The government has summoned Puglia regional authorities to a meeting in the capital next week after the European Commission launched a fresh infringement procedure against Italy concerning an outbreak of the highly contagious Xylella disease affecting olive trees, ANSA sources said Friday.
Immediate action to fight the deadly plant pathogen will be on the table, the sources said.
Also on Thursday, Lecce Chief Prosecutor Cataldo Motta told ANSA he plans to apprise the European Commission of the fact that dealing with the disease without felling the trees appears to have restored olive groves from Brindisi to Lecce to health.
"Some olive groves have recovered perfectly thanks to...pruning and cleaning the ground beneath the canopy, nothing more," Motta said.

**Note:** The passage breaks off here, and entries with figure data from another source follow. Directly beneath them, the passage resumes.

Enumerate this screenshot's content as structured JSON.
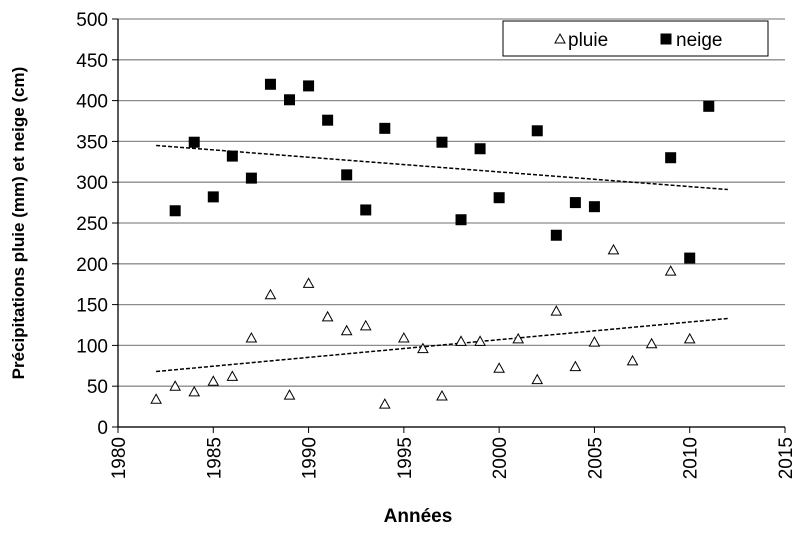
{
  "chart_data": {
    "type": "scatter",
    "x_label": "Années",
    "y_label": "Précipitations  pluie (mm) et neige (cm)",
    "xlim": [
      1980,
      2015
    ],
    "xticks": [
      1980,
      1985,
      1990,
      1995,
      2000,
      2005,
      2010,
      2015
    ],
    "ylim": [
      0,
      500
    ],
    "yticks": [
      0,
      50,
      100,
      150,
      200,
      250,
      300,
      350,
      400,
      450,
      500
    ],
    "grid": true,
    "legend": "top-right",
    "series": [
      {
        "name": "pluie",
        "marker": "triangle",
        "color": "#000000",
        "x": [
          1982,
          1983,
          1984,
          1985,
          1986,
          1987,
          1988,
          1989,
          1990,
          1991,
          1992,
          1993,
          1994,
          1995,
          1996,
          1997,
          1998,
          1999,
          2000,
          2001,
          2002,
          2003,
          2004,
          2005,
          2006,
          2007,
          2008,
          2009,
          2010
        ],
        "values": [
          34,
          50,
          43,
          56,
          62,
          109,
          162,
          39,
          176,
          135,
          118,
          124,
          28,
          109,
          96,
          38,
          105,
          105,
          72,
          108,
          58,
          142,
          74,
          104,
          217,
          81,
          102,
          191,
          108
        ]
      },
      {
        "name": "neige",
        "marker": "square",
        "color": "#000000",
        "x": [
          1983,
          1984,
          1985,
          1986,
          1987,
          1988,
          1989,
          1990,
          1991,
          1992,
          1993,
          1994,
          1997,
          1998,
          1999,
          2000,
          2002,
          2003,
          2004,
          2005,
          2009,
          2010,
          2011
        ],
        "values": [
          265,
          349,
          282,
          332,
          305,
          420,
          401,
          418,
          376,
          309,
          266,
          366,
          349,
          254,
          341,
          281,
          363,
          235,
          275,
          270,
          330,
          207,
          393
        ]
      }
    ],
    "trends": [
      {
        "x": [
          1982,
          2012
        ],
        "values": [
          68,
          133
        ]
      },
      {
        "x": [
          1982,
          2012
        ],
        "values": [
          345,
          291
        ]
      }
    ]
  }
}
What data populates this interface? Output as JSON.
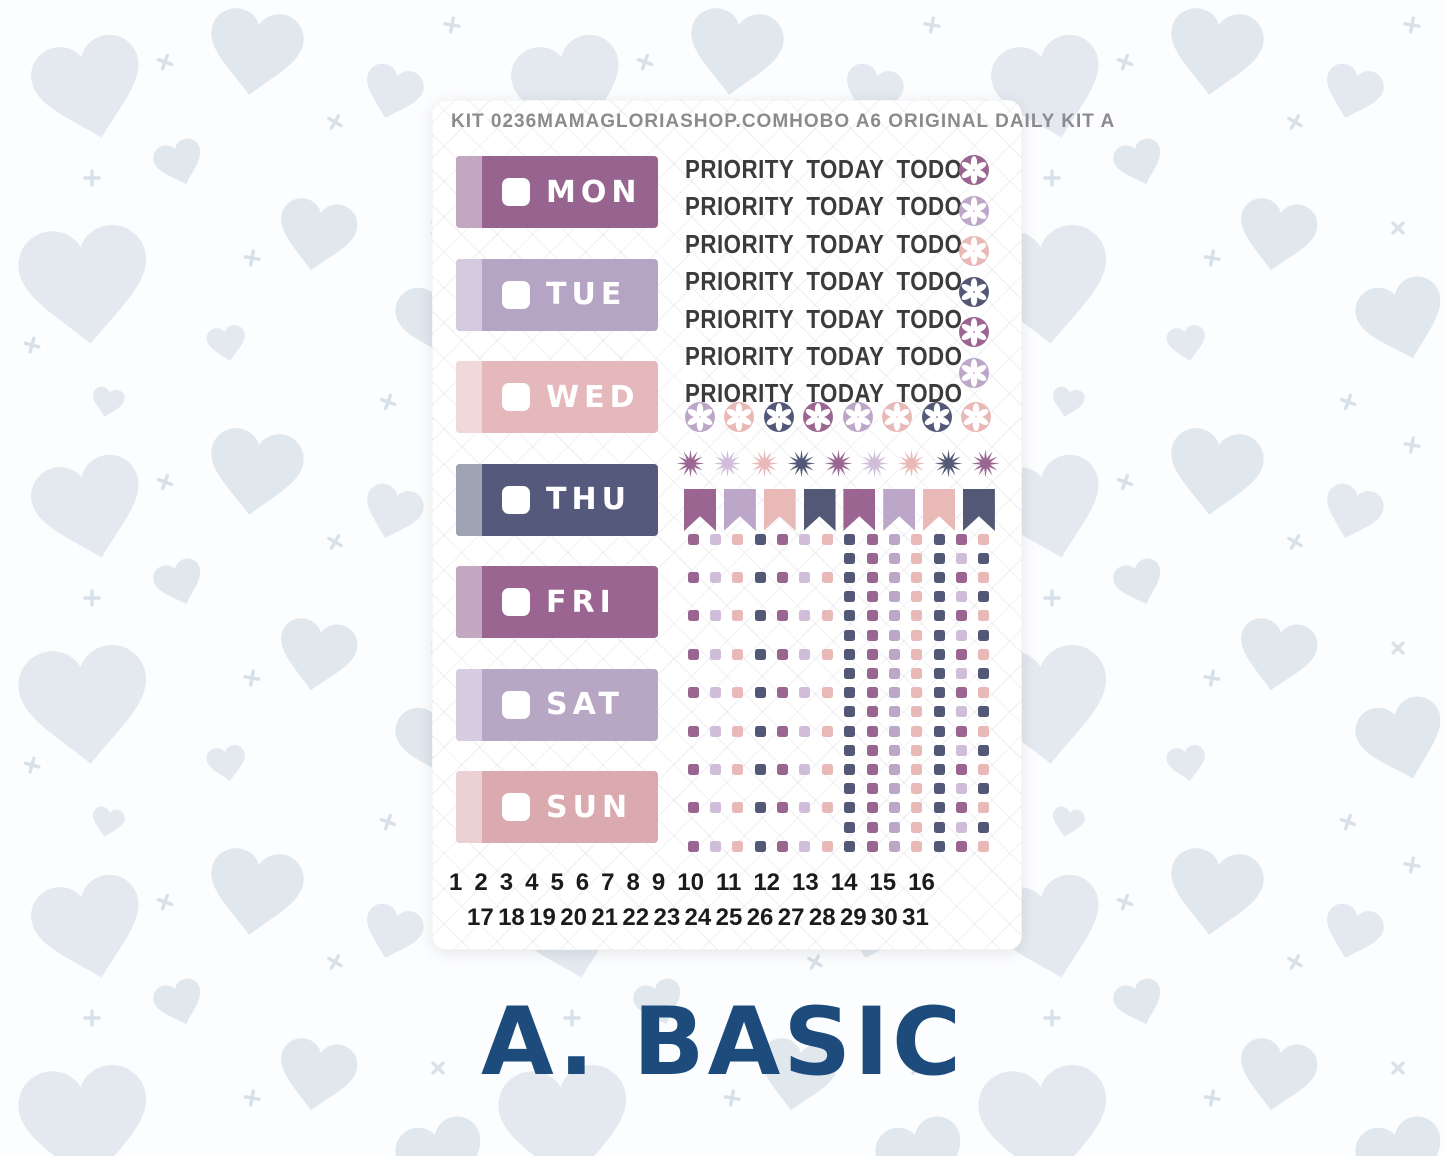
{
  "header": {
    "kit_id": "KIT 0236",
    "shop": "MAMAGLORIASHOP.COM",
    "product": "HOBO A6 ORIGINAL DAILY KIT A"
  },
  "caption": {
    "text": "A. BASIC",
    "color": "#1D4B7C"
  },
  "palette": {
    "purple": "#9A6590",
    "lavender": "#BDA7C9",
    "lavender_light": "#CFBDD9",
    "pink": "#E9B9B8",
    "navy": "#535877"
  },
  "days": [
    {
      "label": "MON",
      "color": "#97638F",
      "strip": "#C3A7C0"
    },
    {
      "label": "TUE",
      "color": "#B6A4C5",
      "strip": "#D5C9DE"
    },
    {
      "label": "WED",
      "color": "#E5B9BB",
      "strip": "#F1D8D9"
    },
    {
      "label": "THU",
      "color": "#555A7D",
      "strip": "#9FA3B4"
    },
    {
      "label": "FRI",
      "color": "#9A6590",
      "strip": "#C4A8C1"
    },
    {
      "label": "SAT",
      "color": "#B8A7C4",
      "strip": "#D7CCE0"
    },
    {
      "label": "SUN",
      "color": "#DAAAAF",
      "strip": "#ECD1D4"
    }
  ],
  "priority_rows": [
    {
      "label": "PRIORITY TODAY TODO"
    },
    {
      "label": "PRIORITY TODAY TODO"
    },
    {
      "label": "PRIORITY TODAY TODO"
    },
    {
      "label": "PRIORITY TODAY TODO"
    },
    {
      "label": "PRIORITY TODAY TODO"
    },
    {
      "label": "PRIORITY TODAY TODO"
    },
    {
      "label": "PRIORITY TODAY TODO"
    }
  ],
  "priority_dot_column": {
    "colors": [
      "purple",
      "lavender",
      "pink",
      "navy",
      "purple",
      "lavender"
    ]
  },
  "dot_row": {
    "colors": [
      "lavender",
      "pink",
      "navy",
      "purple",
      "lavender",
      "pink",
      "navy",
      "pink"
    ]
  },
  "burst_row": {
    "colors": [
      "purple",
      "lavender_light",
      "pink",
      "navy",
      "purple",
      "lavender_light",
      "pink",
      "navy",
      "purple"
    ]
  },
  "flag_row": {
    "colors": [
      "purple",
      "lavender",
      "pink",
      "navy",
      "purple",
      "lavender",
      "pink",
      "navy"
    ]
  },
  "checkbox_grid": {
    "rows": 17,
    "left_columns": [
      "purple",
      "lavender_light",
      "pink",
      "navy",
      "purple",
      "lavender_light",
      "pink"
    ],
    "right_columns_even": [
      "navy",
      "purple",
      "lavender",
      "pink",
      "navy",
      "purple",
      "pink"
    ],
    "right_columns_odd": [
      "navy",
      "purple",
      "lavender",
      "pink",
      "navy",
      "lavender_light",
      "navy"
    ]
  },
  "dates": {
    "row1": [
      "1",
      "2",
      "3",
      "4",
      "5",
      "6",
      "7",
      "8",
      "9",
      "10",
      "11",
      "12",
      "13",
      "14",
      "15",
      "16"
    ],
    "row2": [
      "17",
      "18",
      "19",
      "20",
      "21",
      "22",
      "23",
      "24",
      "25",
      "26",
      "27",
      "28",
      "29",
      "30",
      "31"
    ]
  }
}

EU directives have called for felling the affected trees as well as surrounding healthy ones in a bid to contain the outbreak.

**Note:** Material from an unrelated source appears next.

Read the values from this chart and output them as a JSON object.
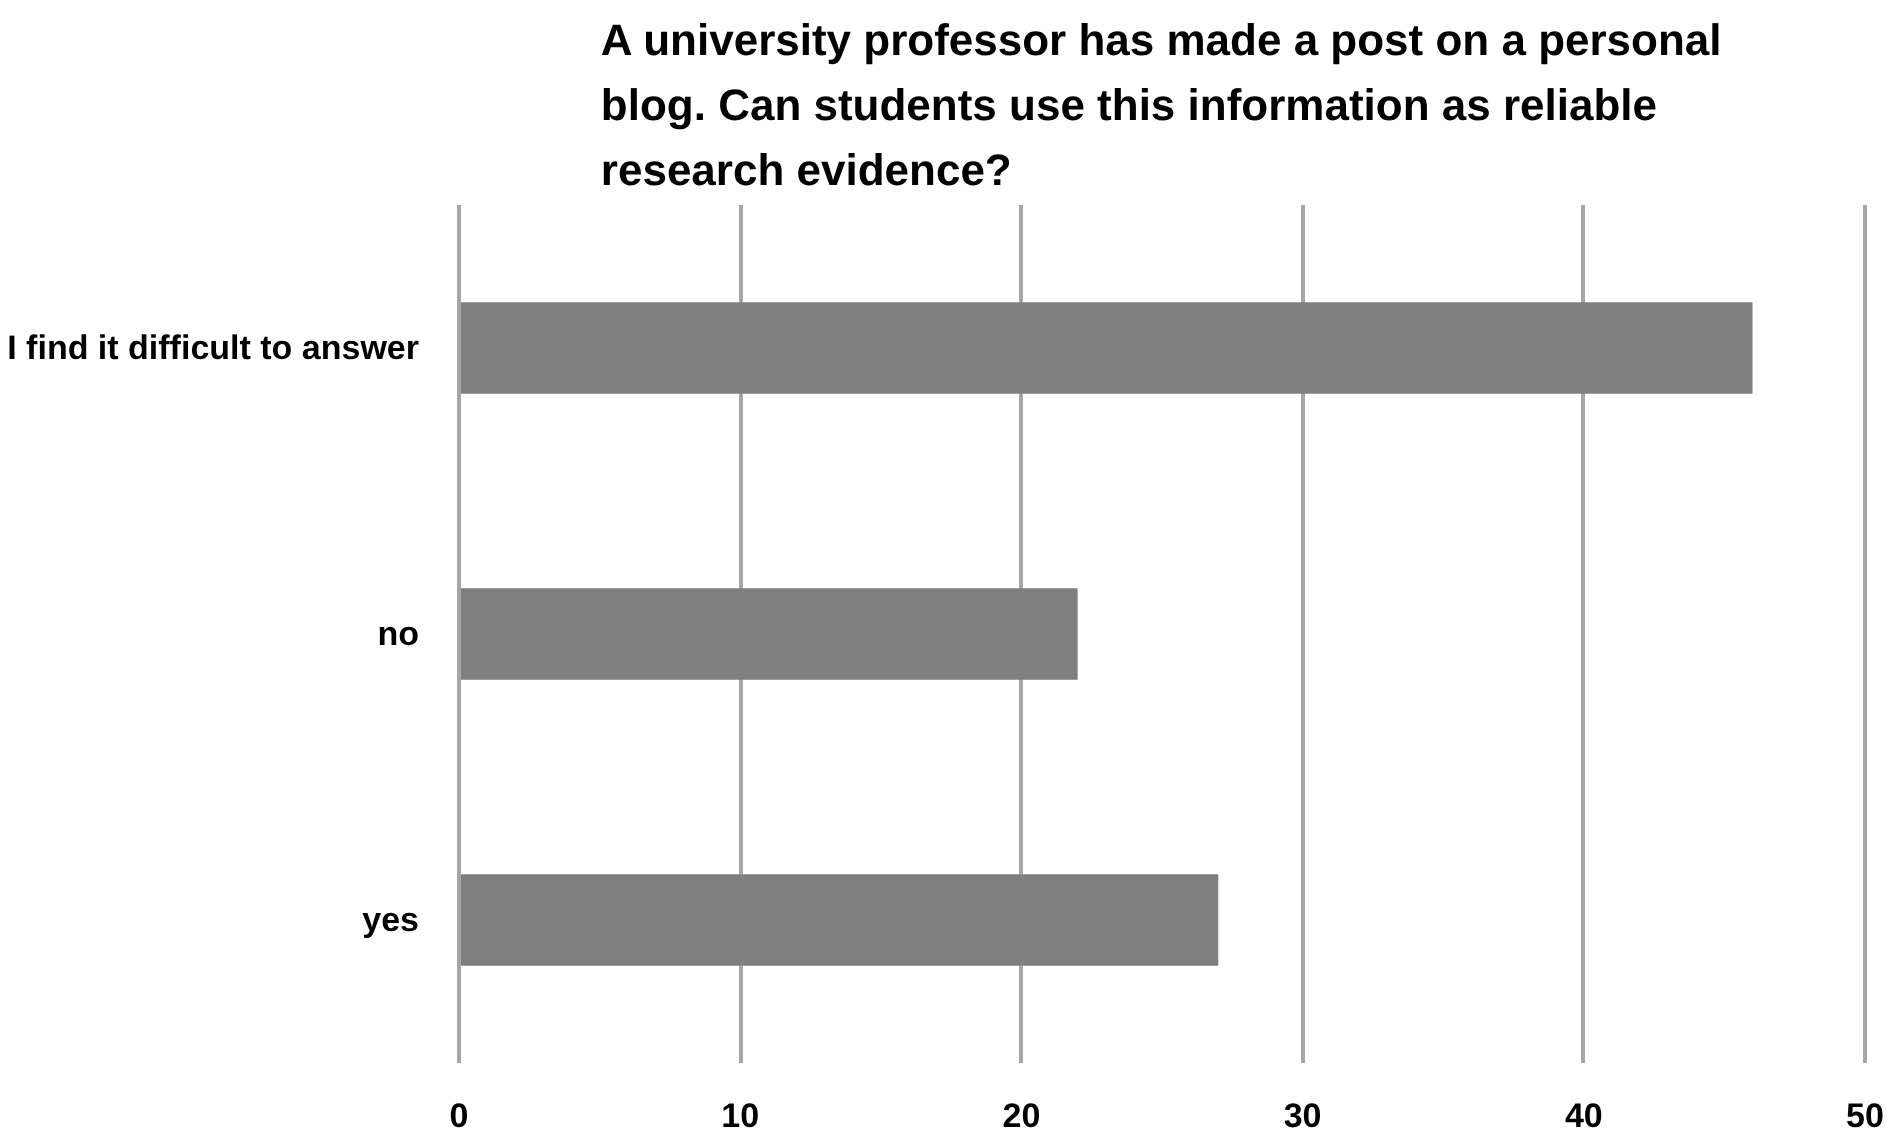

The president of the Puglia branch of Coldiretti farmers association called the EU infringement procedure "unacceptable" and its directives "inapplicable". "The EU has grave responsibilities in the matter of Xyella, both as far as its introduction (into Europe from South America) and on the way it dealt with the emergency," Gianni Cantele said. The Union has failed to impose an embargo on the areas where the bacterium hails from - such as South America - and has "caused irreparable damage to Puglia's olive cultivation", he said.
"Thanks to the EU's porous borders Xylella has become a European disease," Cantele said. "The EU cannot keep rapping Member States on the knuckles without providing adequate support measures against the disease".